Pâtisserie spirituelle depuis 5771 - b'h
 

"Tu te souviendras de ce que t'a fait Amalek ... quand tu étais faible et fatigué, et qu'il ne craignait pas D." (Ki Tétsé 25,17-18).

-> Non seulement le peuple juif (les descendants d'Israel) a reçu l'ordre d'effacer la mémoire d'Amalek (les descendants d'Essav), mais chaque juif doit également éradiquer l'élément de mal caché en lui, qui s'appelle Amalek.
Tant que la nation d'Amalek existe dans le monde (le macrocosme), cela indique qu'Amalek, la force intérieure du mal en chaque personne qui l'incite à fauter, existe dans l'individu juif (le microcosme). [midrach Tan'houma Pékoudé 3]
C'est l'éradication de cette mauvaise influence que la Torah nous ordonne de nous rappeler.
[...]

C'est le sens sous-jacent du verset décrivant la bataille contre Amalek : "Lorsque Moché levait la main, les Bné Israël l'emportaient" (Béchala'h 17,11).
"La main" est une métaphore du pouvoir.

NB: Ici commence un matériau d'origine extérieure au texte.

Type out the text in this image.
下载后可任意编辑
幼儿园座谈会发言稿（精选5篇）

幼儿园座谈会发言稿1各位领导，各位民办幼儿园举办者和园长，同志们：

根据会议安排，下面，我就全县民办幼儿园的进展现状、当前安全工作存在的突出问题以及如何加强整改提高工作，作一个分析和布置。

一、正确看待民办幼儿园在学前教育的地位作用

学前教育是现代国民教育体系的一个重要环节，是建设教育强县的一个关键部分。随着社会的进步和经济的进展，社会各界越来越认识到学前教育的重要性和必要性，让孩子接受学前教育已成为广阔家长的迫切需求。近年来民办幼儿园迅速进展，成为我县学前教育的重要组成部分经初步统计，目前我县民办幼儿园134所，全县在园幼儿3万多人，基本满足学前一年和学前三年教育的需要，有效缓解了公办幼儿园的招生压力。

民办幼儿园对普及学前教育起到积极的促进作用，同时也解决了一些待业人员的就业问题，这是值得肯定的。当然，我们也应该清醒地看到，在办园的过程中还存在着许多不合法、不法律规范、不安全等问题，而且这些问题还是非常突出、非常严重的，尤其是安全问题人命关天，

Lorsqu'une personne utilise son pouvoir, lorsqu'elle "lève la main", alors "le peuple juif l'a emporté".
Cependant, si une personne abandonne son pouvoir, "dépose sa main", alors, à D. ne plaise, l'inverse est vrai, comme le poursuit le verset : "Lorsqu'il dépose sa main, Amalek l'emporte".
[rabbi Lévi Its'hak de Berditchev - Kédouchat Lévi - Za'hor ]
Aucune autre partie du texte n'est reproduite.